What Else Should I Know About Taking Leave Under The FMLA?

Once again, an employee can take FMLA leave for the following reasons:

  • To provide caretaker services for a member of their immediate family, who must have a serious health condition. Immediate family members include children, spouses, and parents. Immediate family members do not include:
    • In-laws;
    • Brothers and sisters; and
    • Grandparents.
  • To take medical leave when they themselves cannot work because of a serious health condition. This condition must render the employee unable to perform essential functions of their employment; and/or
  • For qualifying emergencies arising from their child, spouse, or parent who is on covered active duty, or is called to active duty status in the Reserves, Regular Armed Forces, or National Guard.

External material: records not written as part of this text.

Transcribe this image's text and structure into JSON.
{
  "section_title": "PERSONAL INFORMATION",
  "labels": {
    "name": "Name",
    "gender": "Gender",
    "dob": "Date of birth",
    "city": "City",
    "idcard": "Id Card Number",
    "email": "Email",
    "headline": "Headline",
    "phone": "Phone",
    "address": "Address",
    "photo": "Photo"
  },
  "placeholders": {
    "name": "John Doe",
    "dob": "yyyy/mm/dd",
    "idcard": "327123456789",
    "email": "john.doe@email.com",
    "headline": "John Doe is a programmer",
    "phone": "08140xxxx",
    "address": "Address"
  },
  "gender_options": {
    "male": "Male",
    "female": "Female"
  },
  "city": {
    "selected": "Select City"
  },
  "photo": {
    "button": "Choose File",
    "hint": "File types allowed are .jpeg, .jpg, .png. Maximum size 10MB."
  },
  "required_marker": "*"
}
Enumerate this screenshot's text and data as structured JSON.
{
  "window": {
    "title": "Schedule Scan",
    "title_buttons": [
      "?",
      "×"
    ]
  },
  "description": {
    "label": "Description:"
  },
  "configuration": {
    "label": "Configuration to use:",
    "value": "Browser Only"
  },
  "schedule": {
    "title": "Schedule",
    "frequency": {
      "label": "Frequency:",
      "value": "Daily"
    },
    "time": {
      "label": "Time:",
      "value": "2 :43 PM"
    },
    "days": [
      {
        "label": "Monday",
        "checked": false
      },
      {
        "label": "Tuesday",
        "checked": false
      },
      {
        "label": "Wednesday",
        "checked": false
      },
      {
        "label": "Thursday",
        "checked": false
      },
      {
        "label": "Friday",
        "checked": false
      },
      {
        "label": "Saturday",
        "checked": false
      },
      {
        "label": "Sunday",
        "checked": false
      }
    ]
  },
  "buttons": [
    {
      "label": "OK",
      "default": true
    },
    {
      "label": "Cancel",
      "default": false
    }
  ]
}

Whether being denied leave by your employer constitutes FMLA discrimination depends on many different factors. An example of this would be how according to the law, an employer is only required to provide certain types of leave, and all of them are on an unpaid basis.

Benefits are all completely at the discretion of the employer. This includes paid vacation days, minor sick leave, and time off for local holidays.

However, they must still refrain from engaging in discriminatory practices when granting benefits during the various types of leave. What this means is that if an employee is denied leave to take care of a sick family member, this could be considered discriminating against an individual’s familial status. This is illegal in a number of states, including:

  • Alaska;
  • Connecticut;
  • Delaware;
  • District of Columbia; and
  • New York.

It is important to note that the terms of the FMLA are considerably strict. This is why you should ensure that you are covered by its conditions and can exercise its afforded rights before making any requests for family and/or medical leave.

Do I Need A Lawyer For Taking Leave Under The FMLA?

If you are entitled to FMLA leave and your employer disputes or refuses your request, you should contact an employment lawyer. Your employment attorney can help you understand your legal rights and options under your state’s specific employment laws, and will also be able to represent you in court, as needed, should the need for legal action arise.